Galerie 3 - Vue d'exposition _ Lawler, Prince

C’est en 1977 que le critique Douglas Crimp donne son nom à la « Picture Generation », dont font partie Cindy Sherman, Louise Lawler, Richard Prince et Sherrie Levine. Dans leurs recherches, l’image photographique n’est plus seulement un résultat mais l’étape d’un processus critique faisant intervenir des gestes tels que l’appropriation, la mise en scène, le recadrage ou la citation.

Chez Martha Wilson, pionnière de l’art féministe aux Etats-Unis, et en France chez Michel Journiac, la photographie devient une arme dans la lutte contre les stéréotypes qu’elle a, dans d’autres contextes, contribué à établir. Sous forme d’installations photographiques et non plus d’images autonomes, ces œuvres témoignent d’un travail expérimental, d’une investigation de notre lecture des images.  Michel Journiac, Louise Lawler, Richard Prince, Sherrie Levine, Cindy Sherman et Martha Wilson rompent avec l’usage de la photographie comme simple enregistrement du réel. L’image photographique n’a plus valeur de preuve. Ainsi libérée, elle « fictionne », brouille les notions d’identité, s’ouvre de nouveaux questionnements sur l’art, le genre, l’identité.

Michel Journiac

Né à Paris en 1935 et mort en 1995, Michel Journiac est l’un des inventeurs de l’art corporel. A la fois poétique et subversif, son œuvre déploie une réflexion critique sur nos valeurs et usages sociaux par une pratique de la performance et de la photographie. Entré de manière spectaculaire et provocatrice dans le monde de l’art avec sa Messe pour un corps (1969), Journiac distribue de fausses hosties faites de boudin réalisé avec son propre sang. Ses oeuvres et ses actions visent à renverser les rituels conditionnant les corps en objets modelables à souhait par la société. Le travestissement apparaît comme un moyen pour lui de remettre en question l’identité, les rituels et les codes qui conditionnent les corps et les individus.
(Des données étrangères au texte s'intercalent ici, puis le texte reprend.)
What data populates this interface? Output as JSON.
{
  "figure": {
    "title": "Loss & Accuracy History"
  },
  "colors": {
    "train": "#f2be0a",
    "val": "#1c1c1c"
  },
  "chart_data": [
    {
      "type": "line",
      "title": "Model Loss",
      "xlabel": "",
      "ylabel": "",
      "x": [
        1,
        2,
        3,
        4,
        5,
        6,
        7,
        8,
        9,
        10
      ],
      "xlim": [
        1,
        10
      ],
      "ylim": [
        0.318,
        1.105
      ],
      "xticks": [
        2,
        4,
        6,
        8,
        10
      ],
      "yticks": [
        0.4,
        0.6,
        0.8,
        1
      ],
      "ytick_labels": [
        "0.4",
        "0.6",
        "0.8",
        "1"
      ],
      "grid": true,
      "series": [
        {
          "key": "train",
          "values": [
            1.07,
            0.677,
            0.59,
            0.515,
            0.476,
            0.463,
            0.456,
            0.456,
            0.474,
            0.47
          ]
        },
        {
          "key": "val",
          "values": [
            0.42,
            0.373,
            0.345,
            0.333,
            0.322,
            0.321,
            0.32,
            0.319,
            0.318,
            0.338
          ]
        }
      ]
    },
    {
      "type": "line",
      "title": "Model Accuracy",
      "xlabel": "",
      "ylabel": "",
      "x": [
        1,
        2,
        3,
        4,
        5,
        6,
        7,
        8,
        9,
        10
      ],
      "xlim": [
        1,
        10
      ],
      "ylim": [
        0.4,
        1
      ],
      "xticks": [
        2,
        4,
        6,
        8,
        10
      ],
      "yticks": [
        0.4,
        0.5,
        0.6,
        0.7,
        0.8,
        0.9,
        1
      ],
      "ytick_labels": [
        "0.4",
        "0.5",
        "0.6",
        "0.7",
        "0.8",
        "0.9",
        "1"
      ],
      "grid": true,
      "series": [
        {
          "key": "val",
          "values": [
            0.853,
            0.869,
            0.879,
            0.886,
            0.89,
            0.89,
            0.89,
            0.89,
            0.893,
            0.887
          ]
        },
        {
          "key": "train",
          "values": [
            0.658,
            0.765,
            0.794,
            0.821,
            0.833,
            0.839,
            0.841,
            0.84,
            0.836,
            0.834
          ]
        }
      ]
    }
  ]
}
En 1974, il se travestit pour vivre une journée de la vie d’une femme et accomplir ses tâches quotidiennes : 24 heures de la vie d’une femme ordinaire fait un usage novateur de l’image photographique. Divisée en deux sous-séries, Réalités et Phantasmes, l’oeuvre rend compte d’une « action photographique » en jouant de l’esthétique du roman-photo, la première série montre une « bourgeoise » qui tente de s’émanciper par le travail, tout en s’astreignant aux tâches ménagères. La seconde donne à voir les fantasmes - rêves ou cauchemars - que cette femme ordinaire peut nourrir dans le secret de son quotidien. Parodiant les clichés véhiculés par les magazines, la TV, le cinéma, Journiac surjoue ces gestes banals, stéréotypés, caricaturant le rôle de la femme dans les années 1970, encore asservie au foyer et à son mari. Au-delà du travestissement parodique, Michel Journiac construit une image transgenre, manifeste pour un corps remettant en cause la norme et mettant en avant diverses beautés, de la prostituée à la femme d’intérieur.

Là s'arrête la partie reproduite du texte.